IAGI: la détermination des causes des inondations doit être scientifique avant de condamner des parties spécifiques
JAKARTA - L’Association indonésienne des géologues (IAGI) estime que la détermination des causes des inondations dans plusieurs régions de l’Indonésie doit être effectúe par une approche scientifique transparente avant que le public et le gouvernement ne concluent ou ne condamnént certaines parties comme causes.
Le président de l’IAGI STJ Budi Santoso a déclaré que scientifiquement, il n’est pas juste de dire que la cause des inondations est directement attribuable à des parties précises sans une analyse approfondie. Les inondations ne peuvent pas être simplifiées en un seul facteur, chaque incident de catastrophe doit être analysé depuis le debut en fonction des conditions matérielles qui composent la région.
« L’approche est vraiment multidisciplinaire. Les facteurs géologiques, hydrologiques, climatiques, jusqu’aux activités humaines doivent être examinés un par un. Nous ne parlons pas de qui, mais nous regardons les problèmes de manière objective afin que les mesures de mitigation et de correction soient ciblées. Le diagnostic doit être exact afin que le médicament administré soit approprié », a-t-il dit aux journalistes, mercredi 28 janvier.
Budi a ajouté que les conditions géologiques d’une région avaient des capacités de soutien différentes, de sorte qu’il fallait qu’elles deviennent la principale référence pour évaluer la résilience et les risques de catastrophes.
« Nous devons examiner les cas. Il y a des zones où le sommet est assez bien préservé, les activités humaines sont également peu nombreuses, les arbres sont toujours bons, mais il y a toujours des crues subites. Des choses comme ça doivent être considérées de manière objective », a-t-il dit.
Il a mentionné que la technologie actuelle permet une analyse plus mesurable, y compris l’utilisation d’images satellites pour voir l’état de la région dans une periodée de temps avant l’événement.
Selon lui, l'étude n'est pas seulement pour expliquer les événements, mais aussi pour renforcer la prévention.
« Ce ne sont pas seulement des choses qui concernent le passé, mais plus sur la façon dont nous anticipons que cela ne se reproduira plus à l’avenir. Si cela se produit, nous avons des mesures préventives ou mitigatives », a-t-il dit.
IAGI estime que la conclusion sur les causes des catastrophes qui n’est pas soutenue par un processus scientifique risque de produire des mesures correctives erronées et de ne pas toucher à la racine du problème.
« Ce que nous voulons le moins, ce sont des mesures correctives qui ne sont pas en accord avec la racine du problème. Cela serait trompeur.

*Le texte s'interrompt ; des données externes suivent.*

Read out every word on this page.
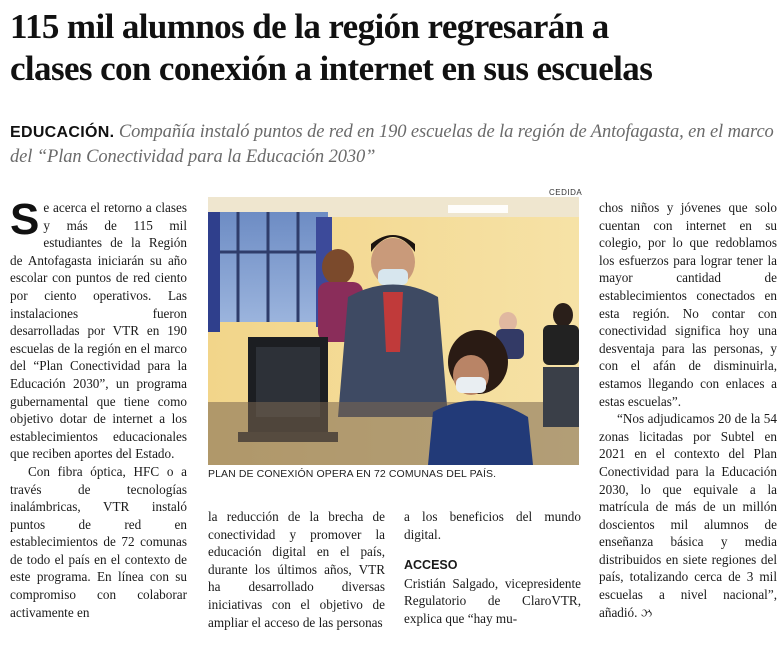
115 mil alumnos de la región regresarán a
clases con conexión a internet en sus escuelas
EDUCACIÓN. Compañía instaló puntos de red en 190 escuelas de la región de Antofagasta, en el marco del “Plan Conectividad para la Educación 2030”
CEDIDA
PLAN DE CONEXIÓN OPERA EN 72 COMUNAS DEL PAÍS.

Se acerca el retorno a clases y más de 115 mil estudiantes de la Región de Antofagasta iniciarán su año escolar con puntos de red ciento por ciento operativos. Las instalaciones fueron desarrolladas por VTR en 190 escuelas de la región en el marco del “Plan Conectividad para la Educación 2030”, un programa gubernamental que tiene como objetivo dotar de internet a los establecimientos educacionales que reciben aportes del Estado.

Con fibra óptica, HFC o a través de tecnologías inalámbricas, VTR instaló puntos de red en establecimientos de 72 comunas de todo el país en el contexto de este programa. En línea con su compromiso con colaborar activamente en

la reducción de la brecha de conectividad y promover la educación digital en el país, durante los últimos años, VTR ha desarrollado diversas iniciativas con el objetivo de ampliar el acceso de las personas

a los beneficios del mundo digital.

ACCESO

Cristián Salgado, vicepresidente Regulatorio de ClaroVTR, explica que “hay mu-

chos niños y jóvenes que solo cuentan con internet en su colegio, por lo que redoblamos los esfuerzos para lograr tener la mayor cantidad de establecimientos conectados en esta región. No contar con conectividad significa hoy una desventaja para las personas, y con el afán de disminuirla, estamos llegando con enlaces a estas escuelas”.

“Nos adjudicamos 20 de la 54 zonas licitadas por Subtel en 2021 en el contexto del Plan Conectividad para la Educación 2030, lo que equivale a la matrícula de más de un millón doscientos mil alumnos de enseñanza básica y media distribuidos en siete regiones del país, totalizando cerca de 3 mil escuelas a nivel nacional”, añadió. ઝ
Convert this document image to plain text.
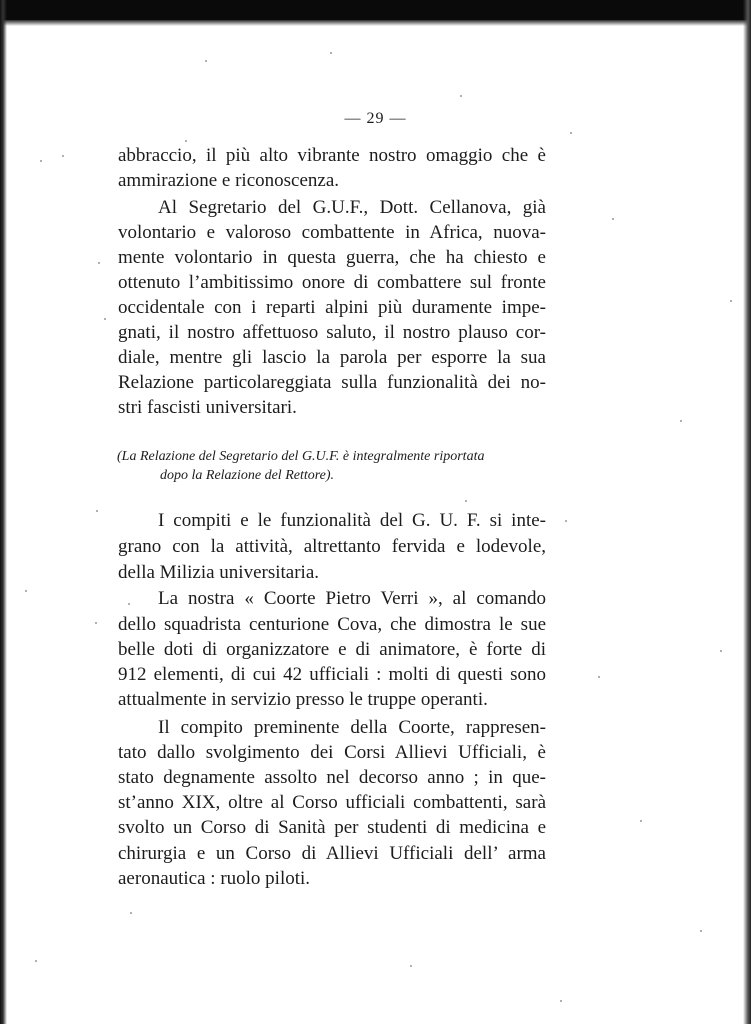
— 29 —
abbraccio, il più alto vibrante nostro omaggio che è
ammirazione e riconoscenza.
Al Segretario del G.U.F., Dott. Cellanova, già
volontario e valoroso combattente in Africa, nuova-
mente volontario in questa guerra, che ha chiesto e
ottenuto l’ambitissimo onore di combattere sul fronte
occidentale con i reparti alpini più duramente impe-
gnati, il nostro affettuoso saluto, il nostro plauso cor-
diale, mentre gli lascio la parola per esporre la sua
Relazione particolareggiata sulla funzionalità dei no-
stri fascisti universitari.
(La Relazione del Segretario del G.U.F. è integralmente riportata
dopo la Relazione del Rettore).
I compiti e le funzionalità del G. U. F. si inte-
grano con la attività, altrettanto fervida e lodevole,
della Milizia universitaria.
La nostra « Coorte Pietro Verri », al comando
dello squadrista centurione Cova, che dimostra le sue
belle doti di organizzatore e di animatore, è forte di
912 elementi, di cui 42 ufficiali : molti di questi sono
attualmente in servizio presso le truppe operanti.
Il compito preminente della Coorte, rappresen-
tato dallo svolgimento dei Corsi Allievi Ufficiali, è
stato degnamente assolto nel decorso anno ; in que-
st’anno XIX, oltre al Corso ufficiali combattenti, sarà
svolto un Corso di Sanità per studenti di medicina e
chirurgia e un Corso di Allievi Ufficiali dell’ arma
aeronautica : ruolo piloti.
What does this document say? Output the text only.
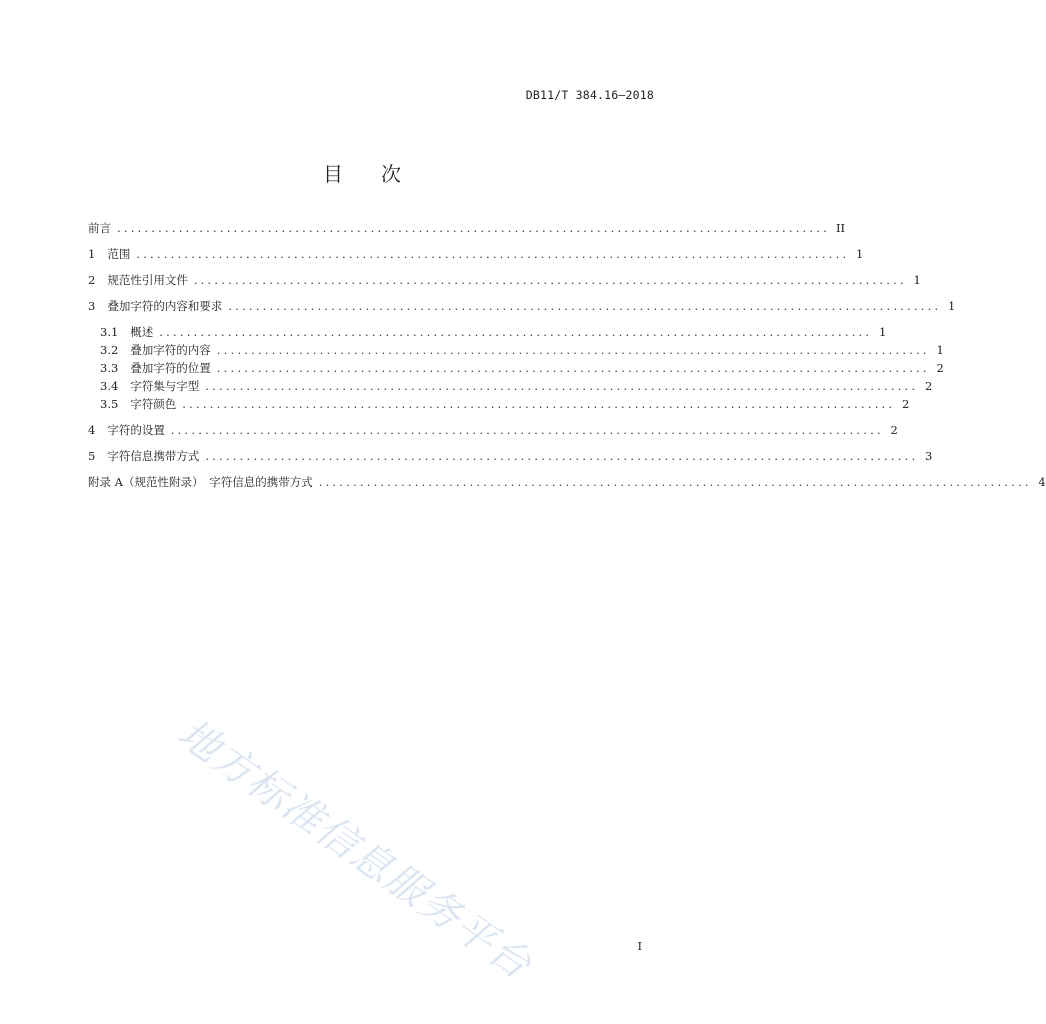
DB11/T 384.16—2018
目 次
前言 ........................................................................................................ II
1 范围 ........................................................................................................ 1
2 规范性引用文件 ........................................................................................................ 1
3 叠加字符的内容和要求 ........................................................................................................ 1
3.1 概述 ........................................................................................................ 1
3.2 叠加字符的内容 ........................................................................................................ 1
3.3 叠加字符的位置 ........................................................................................................ 2
3.4 字符集与字型 ........................................................................................................ 2
3.5 字符颜色 ........................................................................................................ 2
4 字符的设置 ........................................................................................................ 2
5 字符信息携带方式 ........................................................................................................ 3
附录 A（规范性附录）　字符信息的携带方式 ........................................................................................................ 4
地方标准信息服务平台	I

L’analogie est simple, le médicament administré n’est pas en accord avec le diagnostic », a déclaré Budi.
Dans le cadre du renforcement des politiques, IAGI encourage l'analyse basée sur les sciences de la Terre à être la base principale des catastrophes, de l'espace et de l'utilisation des terres.
« Nous encourageons une reglélation au niveau de la loi, à savoir la loi géologique ou la loi sur les terres, afin que le contenu soit assez fort et que les réglements en dépendance doivent s’y référer », a-t-il déclaré.
Budi a mentionné que les conclusions des discussions et des forums de géoscience organiśs par IAGI le 26 janvier seront dévelopṕes avec un brief politique contenant des recommandations aux parties prenantes.
« En somme, l’analyse géoscientifique des conditions réelles sur le terrain, en particulier les aspects géologiques, doit constituer la base principale pour voir les catastrophes, l’espace et l’utilisation des territoires », a conclu-t-il.